Ferromagnetic Resonance Spectroscopy (FMR)

In FMR the microwave frequency is used. The FMR signal is measured by monitoring the microwave losses in the studied film as a function of applied dc field H. In our lab we setup a UHV FMR with a cylindrical cavity. For details, please see paper by M. Li et. al. 1996. In the same UHV system one can also perform MOKE (magneto-optic Kerr effect) measurement. The FMR has been applied to measure magnetization, anisotropy constant, anisotropy field of magnetic thin films, and exchange couplings of trilayers. The line width of the resonance peak is related to magnetic inhomogeneity. For reviews please see Prof. B. Heinrich' papers.

High Resolution Low Energy Electron Diffraction (HRLEED)

There are about 50 Henzler types of HRLEED system (U. Scheithauer, G. Meyer, and M. Henzler, Surface Science 178, 441, (1986)) in the world. We believe our group is one of the most productive users of HRLEED besides Henzler's group in Hannover, Germany. The HRLEED system not only can resolve domain size from a few angstroms to 2000 angstroms but also has millisecond temporal resolution. Numerous novel surface, overlayer, and thin film phenomena have been observed using this system. HRLEED is particularly ideal for real-time monitoring of 2D island growth (or shrinking) of overlayer and multilayer structure on surfaces quantitatively. HRLEED is complementary to the grazing incidence X-ray diffraction technique for surface ordering studies. The latter uses an intense synchrotron radiation source and can achieve very high spatial resolution. For the study of the dynamics of growth, HRLEED has the advantage of high temporal resolution.
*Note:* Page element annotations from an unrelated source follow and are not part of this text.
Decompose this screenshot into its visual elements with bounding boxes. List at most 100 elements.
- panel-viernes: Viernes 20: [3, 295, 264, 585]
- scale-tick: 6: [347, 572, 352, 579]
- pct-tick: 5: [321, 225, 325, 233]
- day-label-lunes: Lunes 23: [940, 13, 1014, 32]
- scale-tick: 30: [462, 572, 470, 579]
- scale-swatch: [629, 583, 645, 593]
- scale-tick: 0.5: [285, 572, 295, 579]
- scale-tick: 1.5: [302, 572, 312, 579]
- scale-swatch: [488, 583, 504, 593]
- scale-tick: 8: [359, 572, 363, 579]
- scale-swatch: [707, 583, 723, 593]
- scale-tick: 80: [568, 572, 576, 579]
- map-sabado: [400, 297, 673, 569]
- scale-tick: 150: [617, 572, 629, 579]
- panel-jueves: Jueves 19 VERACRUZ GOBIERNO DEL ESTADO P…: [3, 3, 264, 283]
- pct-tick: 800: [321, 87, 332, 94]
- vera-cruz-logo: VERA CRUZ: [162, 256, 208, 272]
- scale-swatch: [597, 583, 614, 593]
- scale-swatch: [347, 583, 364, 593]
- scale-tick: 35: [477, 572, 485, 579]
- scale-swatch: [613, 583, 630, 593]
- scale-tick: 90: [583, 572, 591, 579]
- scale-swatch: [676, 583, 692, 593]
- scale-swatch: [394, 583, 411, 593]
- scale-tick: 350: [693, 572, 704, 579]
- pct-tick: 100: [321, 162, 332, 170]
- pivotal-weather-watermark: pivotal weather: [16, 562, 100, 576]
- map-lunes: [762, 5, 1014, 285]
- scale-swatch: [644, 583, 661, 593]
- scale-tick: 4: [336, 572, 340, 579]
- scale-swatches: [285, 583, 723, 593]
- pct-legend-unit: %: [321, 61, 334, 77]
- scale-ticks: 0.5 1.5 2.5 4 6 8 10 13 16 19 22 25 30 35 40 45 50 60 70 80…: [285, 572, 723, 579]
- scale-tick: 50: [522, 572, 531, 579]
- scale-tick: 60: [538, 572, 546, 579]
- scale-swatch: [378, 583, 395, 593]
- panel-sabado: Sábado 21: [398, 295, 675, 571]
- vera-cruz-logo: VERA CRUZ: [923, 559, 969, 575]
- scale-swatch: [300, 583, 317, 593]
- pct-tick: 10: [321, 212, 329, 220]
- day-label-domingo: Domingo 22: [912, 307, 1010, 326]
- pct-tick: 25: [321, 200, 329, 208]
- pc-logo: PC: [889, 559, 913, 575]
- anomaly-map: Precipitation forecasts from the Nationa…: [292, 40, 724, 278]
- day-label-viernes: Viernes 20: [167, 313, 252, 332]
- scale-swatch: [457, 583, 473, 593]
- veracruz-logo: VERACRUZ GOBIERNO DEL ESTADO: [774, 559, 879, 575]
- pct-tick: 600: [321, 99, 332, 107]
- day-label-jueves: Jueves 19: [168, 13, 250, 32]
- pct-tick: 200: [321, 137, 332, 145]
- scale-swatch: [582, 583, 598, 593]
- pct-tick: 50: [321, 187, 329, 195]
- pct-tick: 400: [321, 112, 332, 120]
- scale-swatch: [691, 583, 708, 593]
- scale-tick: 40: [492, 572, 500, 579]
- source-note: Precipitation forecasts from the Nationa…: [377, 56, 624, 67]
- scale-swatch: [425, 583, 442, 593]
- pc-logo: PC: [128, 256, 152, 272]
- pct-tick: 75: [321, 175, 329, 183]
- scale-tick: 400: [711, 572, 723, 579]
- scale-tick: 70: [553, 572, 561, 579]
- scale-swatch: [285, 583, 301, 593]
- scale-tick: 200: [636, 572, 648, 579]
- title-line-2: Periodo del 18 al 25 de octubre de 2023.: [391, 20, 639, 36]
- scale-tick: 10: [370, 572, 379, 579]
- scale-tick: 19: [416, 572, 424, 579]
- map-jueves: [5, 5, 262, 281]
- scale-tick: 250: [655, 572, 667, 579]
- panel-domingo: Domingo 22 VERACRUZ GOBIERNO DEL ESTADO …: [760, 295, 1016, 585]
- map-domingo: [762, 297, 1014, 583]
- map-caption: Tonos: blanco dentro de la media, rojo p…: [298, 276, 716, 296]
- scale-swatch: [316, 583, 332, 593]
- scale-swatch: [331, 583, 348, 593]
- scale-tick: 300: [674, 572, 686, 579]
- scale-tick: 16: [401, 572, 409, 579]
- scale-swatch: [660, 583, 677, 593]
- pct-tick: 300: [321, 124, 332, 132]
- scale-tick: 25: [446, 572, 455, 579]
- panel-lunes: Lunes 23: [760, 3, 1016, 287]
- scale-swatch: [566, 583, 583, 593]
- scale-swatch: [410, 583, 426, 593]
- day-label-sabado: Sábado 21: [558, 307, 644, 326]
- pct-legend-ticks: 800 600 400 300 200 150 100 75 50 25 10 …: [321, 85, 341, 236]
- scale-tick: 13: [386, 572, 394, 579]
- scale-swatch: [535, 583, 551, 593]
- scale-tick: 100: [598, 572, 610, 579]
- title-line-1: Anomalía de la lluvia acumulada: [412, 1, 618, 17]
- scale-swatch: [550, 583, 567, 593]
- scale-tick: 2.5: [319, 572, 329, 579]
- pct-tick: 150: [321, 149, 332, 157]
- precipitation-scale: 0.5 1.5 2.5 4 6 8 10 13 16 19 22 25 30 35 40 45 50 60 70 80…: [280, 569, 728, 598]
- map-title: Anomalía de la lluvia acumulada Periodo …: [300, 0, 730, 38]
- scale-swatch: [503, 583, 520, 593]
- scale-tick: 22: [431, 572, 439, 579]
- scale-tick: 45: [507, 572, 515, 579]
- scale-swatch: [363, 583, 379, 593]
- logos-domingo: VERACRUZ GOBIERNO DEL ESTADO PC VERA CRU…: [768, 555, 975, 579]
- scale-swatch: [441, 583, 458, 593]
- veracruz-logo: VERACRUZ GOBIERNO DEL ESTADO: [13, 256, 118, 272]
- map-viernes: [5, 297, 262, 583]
Because of the strong interactions between the electrons and surface atoms, the number of counts per seconds is very high for each data point for electron diffraction. One can obtain an angular profile within a very short period of time (e.g. milliseconds). We have built an atomic resloution STM in house and have used it for the study of rough surfaces. The STM is powerful for real space imaging of surfaces and submonolayer or monolayer films. However, when it is used for multilayer thicker film study the maximum depth that the tip can probe is limited to less than ten layers high unless the tip is very sharp. That is the valley of rough surfaces or rough films can not be reached by the tip. We believe for dynamic study of rough surfaces and multilayer thick films the diffraction technique has certain advantages and is statistically quantitative.

Partially Ionized Beam (PIB) Deposition System

Ion-based or ion-assisted thin film deposition techniques such as ion beam deposition, sputtering, ion plating, plasma-enhanced chemical vapor deposition, and ionized cluster beam (ICB) deposition have attracted increasing attention in the semiconductor community in recent years. The ICB deposition technique which is more preferred to be called "partially ionized beam" (PIB) deposition has several advantages over the conventional evaporation-deposition or sputtered deposition techniques:

It can grow epitaxial film at lower temperature.
It has small charge-to-mass ratio in the beam so that there is no space charge problem.
The ions can enhance surface chemical reaction.
The ions can enhance surface adatoms migration and diffusion.
It has a self-cleaning effect during deposition.

Why use Partially Ionized Beam (PIB)?

Using the energy of the self ions that are accelerated to the sample changes can occur in surface structure without annealing the sample.
Changes in grain orientation have been observed using the PIB deposition.

How does PIB work?

By partially ionizing deposition material and providing an accelerating voltage the ions are attracted towards the sample. The additional energy within the self ions allows for different types of growth not normally seen using the traditional thermal deposition.